At the time, Oberlander knew next to nothing about early Ford Broncos. Growing up in the Washington, D.C., area with a stepfather who was into air-cooled Volkswagens, Oberlander had spent most of his youth bouncing around in the family’s Thing and scavenging local wrecking yards for old Porsche and VW parts, or even full cars—this being a time when old Porsches were just old cars and not collectible titans. (By the time he went off to college, Oberlander was able to sell the 1971 Porsche 911 T he had cobbled together to help pay for his tuition.)

Amid none of these automotive adventures, however, did Oberlander encounter any first-generation Ford Broncos, so when his neighbor started restoring that old SUV in Oberlander’s garage, he was fascinated. New automotive exploration, right before his eyes.

It was, says Oberlander, the beginning of a “passion, an obsession, and a problem” that has started him down a path to his own collection of twenty early Broncos—many of them among the rarest in existence.

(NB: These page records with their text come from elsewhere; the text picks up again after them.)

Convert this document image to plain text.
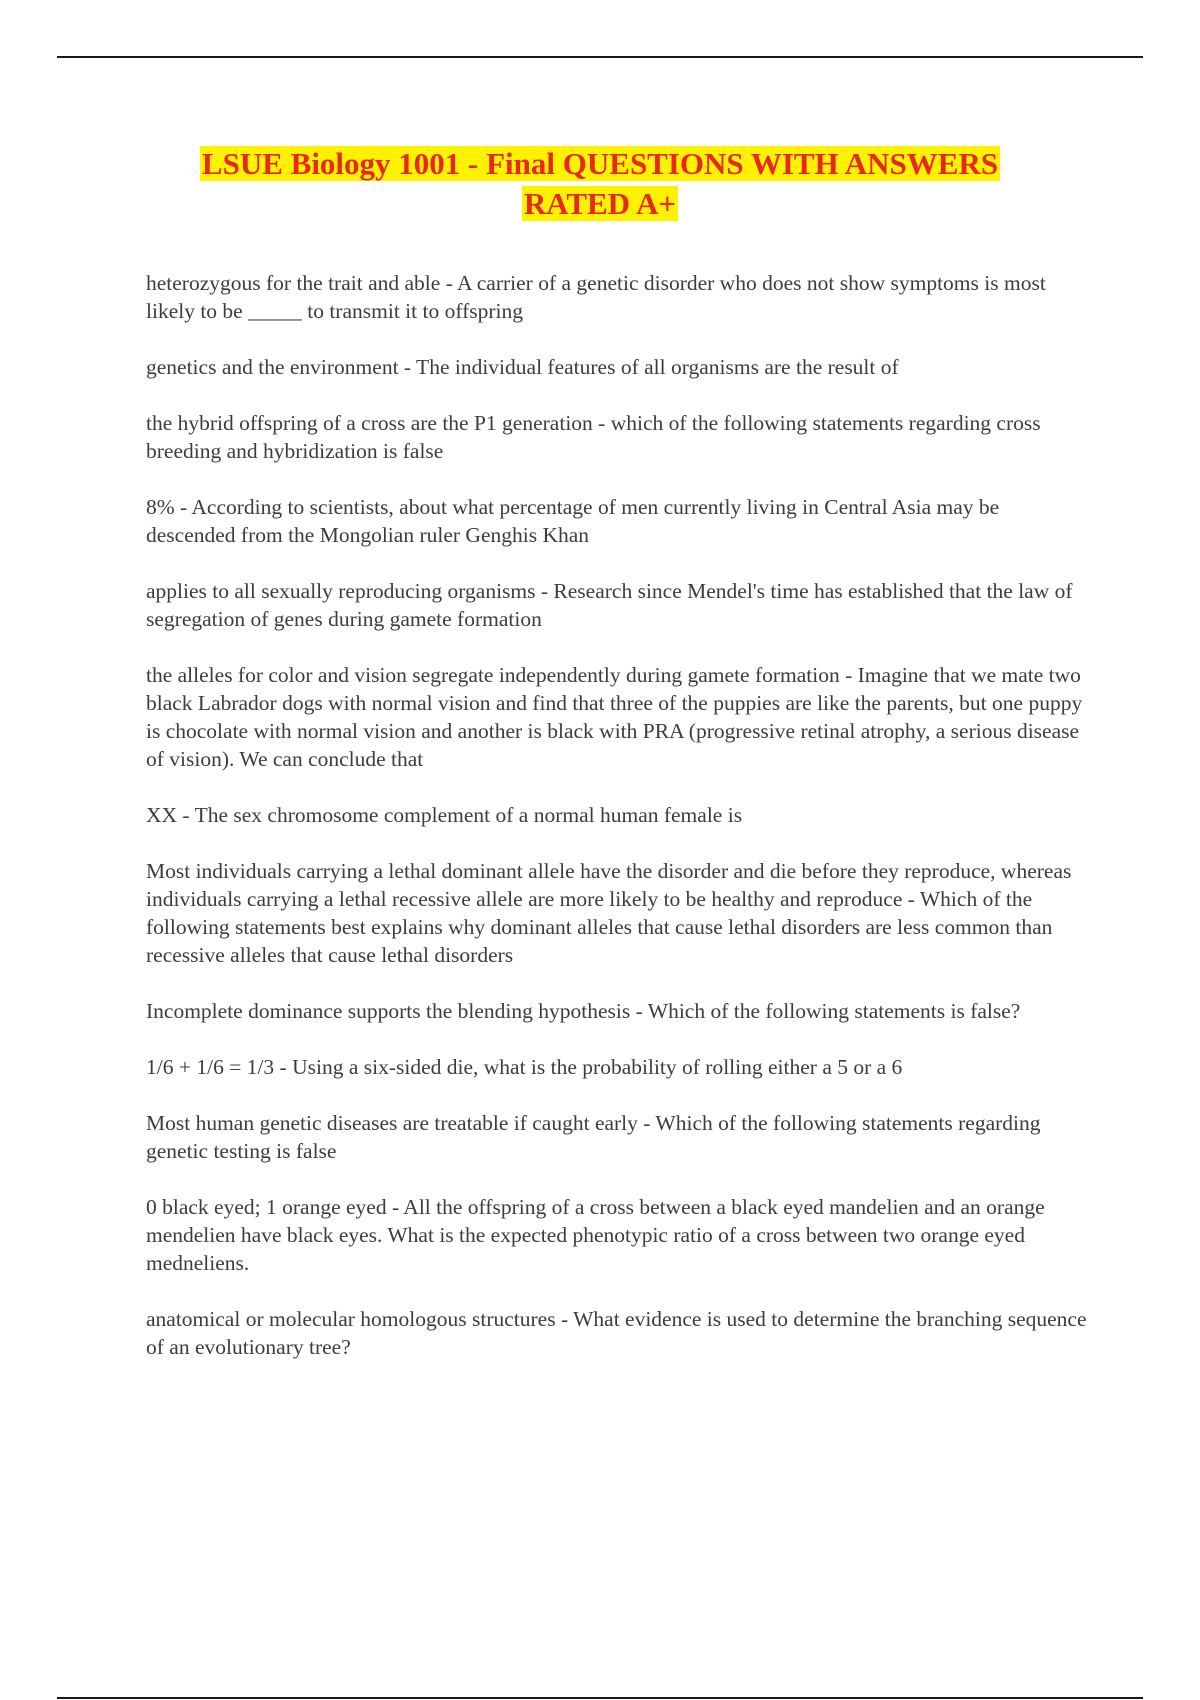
LSUE Biology 1001 - Final QUESTIONS WITH ANSWERS
RATED A+
heterozygous for the trait and able - A carrier of a genetic disorder who does not show symptoms is most likely to be _____ to transmit it to offspring
genetics and the environment - The individual features of all organisms are the result of
the hybrid offspring of a cross are the P1 generation - which of the following statements regarding cross breeding and hybridization is false
8% - According to scientists, about what percentage of men currently living in Central Asia may be descended from the Mongolian ruler Genghis Khan
applies to all sexually reproducing organisms - Research since Mendel's time has established that the law of segregation of genes during gamete formation
the alleles for color and vision segregate independently during gamete formation - Imagine that we mate two black Labrador dogs with normal vision and find that three of the puppies are like the parents, but one puppy is chocolate with normal vision and another is black with PRA (progressive retinal atrophy, a serious disease of vision). We can conclude that
XX - The sex chromosome complement of a normal human female is
Most individuals carrying a lethal dominant allele have the disorder and die before they reproduce, whereas individuals carrying a lethal recessive allele are more likely to be healthy and reproduce - Which of the following statements best explains why dominant alleles that cause lethal disorders are less common than recessive alleles that cause lethal disorders
Incomplete dominance supports the blending hypothesis - Which of the following statements is false?
1/6 + 1/6 = 1/3 - Using a six-sided die, what is the probability of rolling either a 5 or a 6
Most human genetic diseases are treatable if caught early - Which of the following statements regarding genetic testing is false
0 black eyed; 1 orange eyed - All the offspring of a cross between a black eyed mandelien and an orange mendelien have black eyes. What is the expected phenotypic ratio of a cross between two orange eyed medneliens.
anatomical or molecular homologous structures - What evidence is used to determine the branching sequence of an evolutionary tree?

Eric Oberlander's 1971 Ford Bronco
Aaron McKenzie

There is, for instance, serial #005, one of the very first 1966 model-year Bronco off the Ford assembly line in August, 1965. Oberlander also owns a U.S. military Bronco that immediately prompts one to ask, “Wait, didn’t the military use Jeeps back in the 1960s?” Well, yes, but for a brief moment, the military’s procurement machine felt that Kaiser Jeep would be more inclined to give the U.S. government a better price on Jeeps if it had to face a little competition. Thus were, at most, 120 military Broncos delivered to Uncle Sam. Jeep ultimately retained their place as the military’s vehicle of choice and these Broncos—which found their way into service around the world, from Panama to Vietnam—lived hard lives that by no means ensured survival.

The crown jewel of Oberlander’s stable is his 1971 s, also known as the “Baja Bronco.” Known for its distinctive orange, blue, and white paint scheme, the Stroppe Broncos were the creation of Bill Stroppe, a California-based off-road racer who made his name at races like the Baja 1000 and who partnered with Ford to build a hot-rodded Bronco, much like Carroll Shelby juiced up Mustangs for the Blue Oval. An estimated 400 Stroppe Broncos were ultimately produced and, short of owning Parnelli Jones’s “Big Oly” Bronco (which recently fetched $1.87 million at a Mecum auction), a Stroppe Bronco is, for many, the pinnacle of Bronco ownership.

Oberlander says his Stroppe Bronco is entirely original, from paint to fender to engine. He bought the truck from the original owner in Boise, Idaho, a man who kept every scrap of paper related to the Bronco and who maintained it with a kind of religious devotion. The result is a survivor that, when he hits the dirt for a day of hunting and fishing with his two young sons, immediately takes Oberlander back to the 1970s.

“I probably baby it a little more than I do my other cars, because it’s so collectible.” says Oberlander, “I’m not going to put it in harm’s way, but I’m definitely not afraid to flog it around and get it covered with mud.”

Oberlander now maintains a side hustle building and restoring old Broncos. Even that, however, doesn’t entirely satisfy his passion for these utilitarian rigs. Eventually, says Oberlander, he’d like to open a Bronco museum to share his passion with others—and to make them aware that these rare models exist.

Some of these Broncos are so rare that no one has ever even heard of them,” says Oberlander. “And for there to be interest in something, people have to be aware that it exists.” Oberlander’s goal: to help people know that these classics exist.

In the meantime, however, Oberlander is content to pile into his Bronco with his sons on a Saturday morning and light out into the Louisiana woods in search of new adventures.